Remote Training- As you know, oftentimes we can't have our dog by our side during the hunt for various reasons. They should be comfortable working from a remote position. Dakota suggests doing walking singles. This drill is a great way to introduce your dog to remote sit. Simply sit your dog and walk away and toss the mark. Send your dog to the mark and then receive him by your side. After receiving your dog, you can either cast him back to his "place" or leave him at your current spot and repeat the process.
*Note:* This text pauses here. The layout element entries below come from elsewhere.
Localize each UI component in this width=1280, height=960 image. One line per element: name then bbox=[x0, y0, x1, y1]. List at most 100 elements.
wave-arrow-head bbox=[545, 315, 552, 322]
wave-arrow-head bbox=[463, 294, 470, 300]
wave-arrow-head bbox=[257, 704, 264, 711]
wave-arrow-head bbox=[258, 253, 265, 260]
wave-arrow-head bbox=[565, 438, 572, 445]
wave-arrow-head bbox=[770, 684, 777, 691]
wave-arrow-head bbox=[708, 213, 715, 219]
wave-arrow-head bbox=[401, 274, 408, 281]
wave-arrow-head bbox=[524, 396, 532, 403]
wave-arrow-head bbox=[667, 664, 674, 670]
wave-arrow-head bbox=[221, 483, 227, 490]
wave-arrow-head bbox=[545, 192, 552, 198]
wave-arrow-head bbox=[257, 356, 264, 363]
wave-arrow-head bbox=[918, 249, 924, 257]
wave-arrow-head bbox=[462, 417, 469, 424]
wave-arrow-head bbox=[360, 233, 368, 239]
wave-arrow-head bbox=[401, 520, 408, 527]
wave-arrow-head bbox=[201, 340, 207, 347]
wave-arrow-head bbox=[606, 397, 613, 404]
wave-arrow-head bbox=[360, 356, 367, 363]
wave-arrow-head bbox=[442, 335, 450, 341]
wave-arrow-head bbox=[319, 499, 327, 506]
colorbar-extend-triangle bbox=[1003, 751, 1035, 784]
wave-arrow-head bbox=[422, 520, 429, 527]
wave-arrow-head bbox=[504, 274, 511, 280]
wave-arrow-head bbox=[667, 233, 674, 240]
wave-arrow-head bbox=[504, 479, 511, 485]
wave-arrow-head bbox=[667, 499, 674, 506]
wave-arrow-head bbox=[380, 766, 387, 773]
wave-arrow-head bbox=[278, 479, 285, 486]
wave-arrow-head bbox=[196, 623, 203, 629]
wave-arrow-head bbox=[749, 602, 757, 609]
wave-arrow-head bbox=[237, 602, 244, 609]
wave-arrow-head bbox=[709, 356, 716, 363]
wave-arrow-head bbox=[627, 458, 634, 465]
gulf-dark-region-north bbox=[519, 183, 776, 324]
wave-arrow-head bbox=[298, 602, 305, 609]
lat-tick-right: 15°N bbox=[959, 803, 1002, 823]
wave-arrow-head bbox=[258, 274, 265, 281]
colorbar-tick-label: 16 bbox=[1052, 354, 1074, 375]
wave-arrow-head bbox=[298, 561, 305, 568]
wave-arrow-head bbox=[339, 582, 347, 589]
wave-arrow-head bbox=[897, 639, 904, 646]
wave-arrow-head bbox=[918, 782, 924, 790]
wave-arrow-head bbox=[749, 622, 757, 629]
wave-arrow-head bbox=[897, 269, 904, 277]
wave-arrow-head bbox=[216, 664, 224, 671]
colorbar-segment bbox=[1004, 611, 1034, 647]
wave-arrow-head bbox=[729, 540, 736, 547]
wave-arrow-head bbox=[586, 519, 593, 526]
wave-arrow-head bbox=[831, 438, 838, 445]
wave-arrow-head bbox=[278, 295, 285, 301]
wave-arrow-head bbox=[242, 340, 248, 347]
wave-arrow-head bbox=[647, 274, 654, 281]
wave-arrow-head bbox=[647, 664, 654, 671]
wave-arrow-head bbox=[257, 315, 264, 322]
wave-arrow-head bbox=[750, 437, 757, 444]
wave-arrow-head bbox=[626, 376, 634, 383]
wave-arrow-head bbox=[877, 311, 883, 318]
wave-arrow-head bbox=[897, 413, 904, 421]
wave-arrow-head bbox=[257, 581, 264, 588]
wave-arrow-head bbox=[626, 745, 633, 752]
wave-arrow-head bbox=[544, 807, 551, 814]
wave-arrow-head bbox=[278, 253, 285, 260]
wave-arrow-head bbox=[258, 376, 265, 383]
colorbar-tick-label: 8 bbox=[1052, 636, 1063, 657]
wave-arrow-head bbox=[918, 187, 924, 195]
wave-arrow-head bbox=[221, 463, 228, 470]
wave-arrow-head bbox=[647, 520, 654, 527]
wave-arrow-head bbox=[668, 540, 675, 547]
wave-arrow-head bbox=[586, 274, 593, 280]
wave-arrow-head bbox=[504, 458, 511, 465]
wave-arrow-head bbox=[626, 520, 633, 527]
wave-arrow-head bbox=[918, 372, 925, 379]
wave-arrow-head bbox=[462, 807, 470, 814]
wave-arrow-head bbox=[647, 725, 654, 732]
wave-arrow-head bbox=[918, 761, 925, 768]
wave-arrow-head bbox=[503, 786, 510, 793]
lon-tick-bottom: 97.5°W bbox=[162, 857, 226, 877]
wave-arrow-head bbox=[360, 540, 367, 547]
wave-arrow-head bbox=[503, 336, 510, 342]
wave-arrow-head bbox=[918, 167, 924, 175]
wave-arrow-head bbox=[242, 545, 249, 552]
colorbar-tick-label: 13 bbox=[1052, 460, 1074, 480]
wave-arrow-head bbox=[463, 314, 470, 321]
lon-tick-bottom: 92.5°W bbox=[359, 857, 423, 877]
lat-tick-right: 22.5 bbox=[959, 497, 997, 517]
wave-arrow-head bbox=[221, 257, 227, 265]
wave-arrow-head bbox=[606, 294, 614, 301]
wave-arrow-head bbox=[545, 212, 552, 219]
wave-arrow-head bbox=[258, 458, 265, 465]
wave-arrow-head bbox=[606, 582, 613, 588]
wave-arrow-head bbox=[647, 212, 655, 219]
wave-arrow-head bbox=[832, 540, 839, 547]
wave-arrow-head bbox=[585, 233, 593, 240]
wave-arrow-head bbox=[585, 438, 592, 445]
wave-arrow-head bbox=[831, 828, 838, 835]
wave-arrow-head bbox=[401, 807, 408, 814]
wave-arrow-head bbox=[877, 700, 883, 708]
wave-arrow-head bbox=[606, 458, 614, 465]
Crippled birds- Opening day is not the best time to introduce your young dog to a crippled bird. By using some shackled ducks and pigeons on land and water before the season, you can prevent having to stop the hunt for a training session or to chase down a wounded bird.

During your retriever's first hunting season you want them to be successful. By doing this, you may have to sacrifice your shooting and make the hunt all about them. Remember, you are building a hunting buddy for the next ten years or so, and making their first year revolve around them will help ensure they will be the gun dog you've always wanted.

 Seasoned dogs-

 Obedience- Just because your gun dog is seasoned doesn't mean you shouldn't work on their basics. It's a good idea to sharpen up their obedience and revisit hunting grounds to refresh their memories. 

Casting drills- After a long off-season, it is safe to say some gun dogs may not be as sharp with their casting as they have been in the past. Walking baseball is a great way to work with them while having a little fun out in the field. 

Honoring- Dakota loves to do honoring drills with flyers before the season. If you can, get a training group together and try this drill out. Have 4-5 dogs lined up and toss the flyer. The idea is to go down the line releasing one dog at a time. If a dog creeps, whines, or breaks, he goes to the end of the line and different dog is sent for the bird.

Conditioning- Some of the more seasoned gun dogs may be getting a little grey in the muzzle and need to be slowly worked back into shape. To be fair to your dogs, you should start conditioning them back into shape in steps. Swimming is a great way to build endurance, shave weight, and it is easy on an older dog's joints.


Have fun training with your gun dogs. The season is right around the corner, so start preparing for your success now. If you're anything like us, you've already been dreaming of cupped wings, the sound of a thumping tail in the blind, and many memorable retrieves.